Effective health communication is essential for safe and effective self-care by consumers and patients. Despite successes on content and format improvements of drug labeling by the Food and Drug Administration, significant gaps remain in medication education by practitioners and self-education by consumers and patients.
Assess consumer-reported use of Retail Drug Monographs (RDMs) provided at the time of dispensing prescription medicines, attitudes and behaviors of Low English Proficiency (LEP) consumers to RDMs printed in their foreign language, and consumer use of the OTC Drug Facts label in relation to allergy alerts, as a means to add to the body of literature characterizing the medication education gap in the U.S.

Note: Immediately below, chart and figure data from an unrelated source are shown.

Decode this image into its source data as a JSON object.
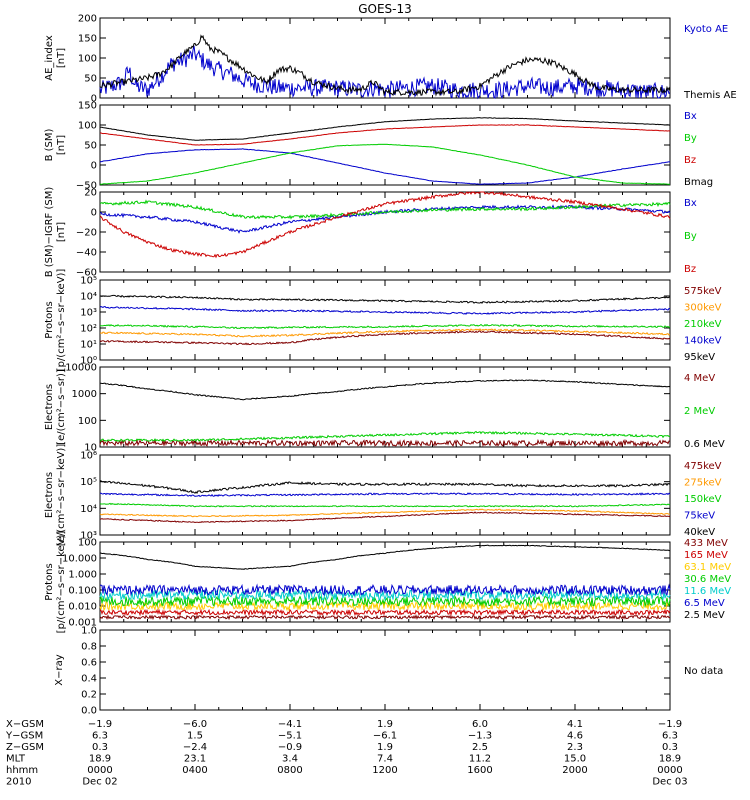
{
  "title": "GOES-13",
  "chart_data": [
    {
      "type": "line",
      "ylabel": "AE_index",
      "yunit": "[nT]",
      "yscale": "linear",
      "ylim": [
        0,
        200
      ],
      "yticks": [
        0,
        50,
        100,
        150,
        200
      ],
      "ytick_labels": [
        "0",
        "50",
        "100",
        "150",
        "200"
      ],
      "series": [
        {
          "name": "Kyoto AE",
          "color": "#0000cc",
          "noise": 22,
          "x": [
            0,
            0.5,
            1,
            1.2,
            1.5,
            2,
            2.5,
            3,
            3.5,
            4,
            4.5,
            5,
            5.5,
            6,
            6.5,
            7,
            7.5,
            8,
            9,
            10,
            11,
            11.5,
            12,
            13,
            14,
            15,
            16,
            17,
            18,
            19,
            20,
            21,
            22,
            23,
            24
          ],
          "y": [
            20,
            30,
            40,
            70,
            30,
            20,
            50,
            85,
            95,
            110,
            85,
            70,
            60,
            45,
            35,
            30,
            25,
            25,
            25,
            25,
            20,
            25,
            20,
            25,
            30,
            20,
            20,
            20,
            30,
            25,
            30,
            25,
            20,
            15,
            15
          ]
        },
        {
          "name": "Themis AE",
          "color": "#000000",
          "noise": 8,
          "x": [
            0,
            0.5,
            1,
            1.5,
            2,
            2.5,
            3,
            3.5,
            4,
            4.3,
            4.6,
            5,
            5.5,
            6,
            6.5,
            7,
            7.5,
            8,
            8.5,
            9,
            10,
            10.5,
            11,
            11.5,
            12,
            13,
            14,
            15,
            16,
            16.5,
            17,
            17.5,
            18,
            18.5,
            19,
            19.5,
            20,
            20.5,
            21,
            22,
            23,
            24
          ],
          "y": [
            30,
            35,
            40,
            45,
            50,
            60,
            80,
            110,
            130,
            155,
            125,
            115,
            95,
            75,
            55,
            40,
            70,
            75,
            60,
            40,
            25,
            20,
            22,
            40,
            15,
            15,
            15,
            15,
            30,
            50,
            70,
            85,
            95,
            95,
            90,
            75,
            60,
            40,
            25,
            20,
            20,
            20
          ]
        }
      ]
    },
    {
      "type": "line",
      "ylabel": "B (SM)",
      "yunit": "[nT]",
      "yscale": "linear",
      "ylim": [
        -50,
        150
      ],
      "yticks": [
        -50,
        0,
        50,
        100,
        150
      ],
      "ytick_labels": [
        "−50",
        "0",
        "50",
        "100",
        "150"
      ],
      "series": [
        {
          "name": "Bx",
          "color": "#0000cc",
          "noise": 0.5,
          "x": [
            0,
            2,
            4,
            6,
            8,
            10,
            12,
            14,
            16,
            18,
            20,
            22,
            24
          ],
          "y": [
            8,
            28,
            38,
            40,
            30,
            5,
            -20,
            -40,
            -48,
            -45,
            -30,
            -10,
            8
          ]
        },
        {
          "name": "By",
          "color": "#00cc00",
          "noise": 0.5,
          "x": [
            0,
            2,
            4,
            6,
            8,
            10,
            12,
            14,
            16,
            18,
            20,
            22,
            24
          ],
          "y": [
            -48,
            -40,
            -20,
            5,
            30,
            48,
            52,
            45,
            25,
            0,
            -30,
            -45,
            -48
          ]
        },
        {
          "name": "Bz",
          "color": "#cc0000",
          "noise": 0.5,
          "x": [
            0,
            2,
            4,
            6,
            8,
            10,
            12,
            14,
            16,
            18,
            20,
            22,
            24
          ],
          "y": [
            80,
            65,
            50,
            52,
            65,
            80,
            90,
            95,
            100,
            100,
            95,
            90,
            85
          ]
        },
        {
          "name": "Bmag",
          "color": "#000000",
          "noise": 0.5,
          "x": [
            0,
            2,
            4,
            6,
            8,
            10,
            12,
            14,
            16,
            18,
            20,
            22,
            24
          ],
          "y": [
            95,
            75,
            62,
            65,
            80,
            95,
            108,
            115,
            118,
            116,
            110,
            105,
            100
          ]
        }
      ]
    },
    {
      "type": "line",
      "ylabel": "B (SM)−IGRF (SM)",
      "yunit": "[nT]",
      "yscale": "linear",
      "ylim": [
        -60,
        20
      ],
      "yticks": [
        -60,
        -40,
        -20,
        0,
        20
      ],
      "ytick_labels": [
        "−60",
        "−40",
        "−20",
        "0",
        "20"
      ],
      "series": [
        {
          "name": "Bx",
          "color": "#0000cc",
          "noise": 1.5,
          "x": [
            0,
            2,
            4,
            6,
            8,
            10,
            12,
            14,
            16,
            18,
            20,
            22,
            24
          ],
          "y": [
            -2,
            -5,
            -10,
            -20,
            -10,
            -5,
            0,
            3,
            5,
            5,
            5,
            3,
            0
          ]
        },
        {
          "name": "By",
          "color": "#00cc00",
          "noise": 1.5,
          "x": [
            0,
            2,
            4,
            6,
            8,
            10,
            12,
            14,
            16,
            18,
            20,
            22,
            24
          ],
          "y": [
            8,
            10,
            5,
            -5,
            -5,
            -3,
            0,
            2,
            3,
            3,
            5,
            7,
            8
          ]
        },
        {
          "name": "Bz",
          "color": "#cc0000",
          "noise": 1.5,
          "x": [
            0,
            1,
            2,
            3,
            4,
            5,
            6,
            7,
            8,
            10,
            12,
            14,
            15,
            16,
            17,
            18,
            20,
            22,
            24
          ],
          "y": [
            -5,
            -20,
            -30,
            -38,
            -42,
            -44,
            -40,
            -30,
            -20,
            -5,
            8,
            15,
            18,
            20,
            18,
            15,
            10,
            3,
            -5
          ]
        }
      ]
    },
    {
      "type": "line",
      "ylabel": "Protons",
      "yunit": "[p/(cm²−s−sr−keV)]",
      "yscale": "log",
      "ylim": [
        1,
        100000
      ],
      "yticks": [
        1,
        10,
        100,
        1000,
        10000,
        100000
      ],
      "ytick_labels": [
        "10⁰",
        "10¹",
        "10²",
        "10³",
        "10⁴",
        "10⁵"
      ],
      "series": [
        {
          "name": "575keV",
          "color": "#800000",
          "noise": 0.05,
          "x": [
            0,
            4,
            6,
            8,
            12,
            16,
            20,
            24
          ],
          "y": [
            15,
            12,
            10,
            12,
            40,
            60,
            40,
            20
          ]
        },
        {
          "name": "300keV",
          "color": "#ff9900",
          "noise": 0.05,
          "x": [
            0,
            4,
            6,
            8,
            12,
            16,
            20,
            24
          ],
          "y": [
            50,
            40,
            30,
            35,
            60,
            80,
            60,
            40
          ]
        },
        {
          "name": "210keV",
          "color": "#00cc00",
          "noise": 0.05,
          "x": [
            0,
            4,
            6,
            8,
            12,
            16,
            20,
            24
          ],
          "y": [
            150,
            120,
            100,
            110,
            120,
            150,
            130,
            120
          ]
        },
        {
          "name": "140keV",
          "color": "#0000cc",
          "noise": 0.05,
          "x": [
            0,
            4,
            6,
            8,
            12,
            16,
            20,
            24
          ],
          "y": [
            2000,
            1500,
            1200,
            1200,
            1000,
            800,
            1000,
            1500
          ]
        },
        {
          "name": "95keV",
          "color": "#000000",
          "noise": 0.05,
          "x": [
            0,
            4,
            6,
            8,
            12,
            16,
            20,
            24
          ],
          "y": [
            10000,
            8000,
            6000,
            6000,
            5000,
            4000,
            5000,
            8000
          ]
        }
      ]
    },
    {
      "type": "line",
      "ylabel": "Electrons",
      "yunit": "[e/(cm²−s−sr)]",
      "yscale": "log",
      "ylim": [
        10,
        10000
      ],
      "yticks": [
        10,
        100,
        1000,
        10000
      ],
      "ytick_labels": [
        "10",
        "100",
        "1000",
        "10000"
      ],
      "series": [
        {
          "name": "4 MeV",
          "color": "#800000",
          "noise": 0.1,
          "x": [
            0,
            6,
            12,
            18,
            24
          ],
          "y": [
            14,
            14,
            14,
            14,
            14
          ]
        },
        {
          "name": "2 MeV",
          "color": "#00cc00",
          "noise": 0.04,
          "x": [
            0,
            4,
            8,
            12,
            16,
            20,
            24
          ],
          "y": [
            18,
            18,
            22,
            28,
            35,
            30,
            25
          ]
        },
        {
          "name": "0.6 MeV",
          "color": "#000000",
          "noise": 0.02,
          "x": [
            0,
            2,
            4,
            6,
            8,
            10,
            12,
            14,
            16,
            18,
            20,
            22,
            24
          ],
          "y": [
            2500,
            1500,
            900,
            600,
            800,
            1200,
            1800,
            2500,
            3000,
            3200,
            2800,
            2200,
            1800
          ]
        }
      ]
    },
    {
      "type": "line",
      "ylabel": "Electrons",
      "yunit": "[e/(cm²−s−sr−keV)]",
      "yscale": "log",
      "ylim": [
        1000,
        1000000
      ],
      "yticks": [
        1000,
        10000,
        100000,
        1000000
      ],
      "ytick_labels": [
        "10³",
        "10⁴",
        "10⁵",
        "10⁶"
      ],
      "series": [
        {
          "name": "475keV",
          "color": "#800000",
          "noise": 0.02,
          "x": [
            0,
            4,
            8,
            12,
            16,
            20,
            24
          ],
          "y": [
            4000,
            3000,
            3500,
            5000,
            7000,
            6000,
            5000
          ]
        },
        {
          "name": "275keV",
          "color": "#ff9900",
          "noise": 0.02,
          "x": [
            0,
            4,
            8,
            12,
            16,
            20,
            24
          ],
          "y": [
            6000,
            5000,
            5500,
            7000,
            9000,
            8000,
            6000
          ]
        },
        {
          "name": "150keV",
          "color": "#00cc00",
          "noise": 0.02,
          "x": [
            0,
            4,
            8,
            12,
            16,
            20,
            24
          ],
          "y": [
            15000,
            12000,
            12000,
            12000,
            12000,
            12000,
            14000
          ]
        },
        {
          "name": "75keV",
          "color": "#0000cc",
          "noise": 0.03,
          "x": [
            0,
            4,
            8,
            12,
            16,
            20,
            24
          ],
          "y": [
            35000,
            30000,
            32000,
            35000,
            35000,
            33000,
            35000
          ]
        },
        {
          "name": "40keV",
          "color": "#000000",
          "noise": 0.04,
          "x": [
            0,
            2,
            4,
            6,
            8,
            10,
            12,
            14,
            16,
            18,
            20,
            22,
            24
          ],
          "y": [
            100000,
            70000,
            40000,
            60000,
            90000,
            80000,
            80000,
            80000,
            80000,
            70000,
            70000,
            70000,
            80000
          ]
        }
      ]
    },
    {
      "type": "line",
      "ylabel": "Protons",
      "yunit": "[p/(cm²−s−sr−keV)]",
      "yscale": "log",
      "ylim": [
        0.001,
        100
      ],
      "yticks": [
        0.001,
        0.01,
        0.1,
        1,
        10,
        100
      ],
      "ytick_labels": [
        "0.001",
        "0.010",
        "0.100",
        "1.000",
        "10.000",
        "100"
      ],
      "series": [
        {
          "name": "433 MeV",
          "color": "#800000",
          "noise": 0.1,
          "x": [
            0,
            12,
            24
          ],
          "y": [
            0.002,
            0.002,
            0.002
          ]
        },
        {
          "name": "165 MeV",
          "color": "#cc0000",
          "noise": 0.15,
          "x": [
            0,
            12,
            24
          ],
          "y": [
            0.004,
            0.004,
            0.004
          ]
        },
        {
          "name": "63.1 MeV",
          "color": "#ffcc00",
          "noise": 0.25,
          "x": [
            0,
            12,
            24
          ],
          "y": [
            0.01,
            0.01,
            0.01
          ]
        },
        {
          "name": "30.6 MeV",
          "color": "#00cc00",
          "noise": 0.3,
          "x": [
            0,
            12,
            24
          ],
          "y": [
            0.02,
            0.02,
            0.02
          ]
        },
        {
          "name": "11.6 MeV",
          "color": "#00cccc",
          "noise": 0.3,
          "x": [
            0,
            12,
            24
          ],
          "y": [
            0.05,
            0.05,
            0.05
          ]
        },
        {
          "name": "6.5 MeV",
          "color": "#0000cc",
          "noise": 0.3,
          "x": [
            0,
            12,
            24
          ],
          "y": [
            0.1,
            0.1,
            0.1
          ]
        },
        {
          "name": "2.5 MeV",
          "color": "#000000",
          "noise": 0.02,
          "x": [
            0,
            2,
            4,
            6,
            8,
            10,
            12,
            14,
            16,
            18,
            20,
            22,
            24
          ],
          "y": [
            20,
            8,
            3,
            2,
            3,
            8,
            20,
            40,
            60,
            60,
            50,
            40,
            30
          ]
        }
      ]
    },
    {
      "type": "line",
      "ylabel": "X−ray",
      "yunit": "",
      "yscale": "linear",
      "ylim": [
        0,
        1
      ],
      "yticks": [
        0,
        0.2,
        0.4,
        0.6,
        0.8,
        1.0
      ],
      "ytick_labels": [
        "0.0",
        "0.2",
        "0.4",
        "0.6",
        "0.8",
        "1.0"
      ],
      "note": "No data",
      "series": []
    }
  ],
  "orbit_table": {
    "rows": [
      {
        "label": "X−GSM",
        "values": [
          "−1.9",
          "−6.0",
          "−4.1",
          "1.9",
          "6.0",
          "4.1",
          "−1.9"
        ]
      },
      {
        "label": "Y−GSM",
        "values": [
          "6.3",
          "1.5",
          "−5.1",
          "−6.1",
          "−1.3",
          "4.6",
          "6.3"
        ]
      },
      {
        "label": "Z−GSM",
        "values": [
          "0.3",
          "−2.4",
          "−0.9",
          "1.9",
          "2.5",
          "2.3",
          "0.3"
        ]
      },
      {
        "label": "MLT",
        "values": [
          "18.9",
          "23.1",
          "3.4",
          "7.4",
          "11.2",
          "15.0",
          "18.9"
        ]
      },
      {
        "label": "hhmm",
        "values": [
          "0000",
          "0400",
          "0800",
          "1200",
          "1600",
          "2000",
          "0000"
        ]
      },
      {
        "label": "2010",
        "values": [
          "Dec 02",
          "",
          "",
          "",
          "",
          "",
          "Dec 03"
        ]
      }
    ]
  }
}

Using standard label comprehension survey techniques, previously unpublished data was analyzed in relation to participants’ intent to read and keep RDMs for Rx medicines and the allergy alert in OTC Drug Facts labels, as well as LEP participants’ attitudes on access to, use and desire to have RDMs in their native language.
Across all studies, a substantial number of consumers do not read or keep RDMs or the OTC drug allergy alert when using a medicine the first time, and LEP consumers want but are not receiving essential medication education at the time of Rx dispensing.
Many consumers and patients do not get or use essential medication education placing them at risk for injury. Higher priorities for research and education outreach are needed to enhance behavior changes by consumers, patients and practitioners in order to fill the medication education gap.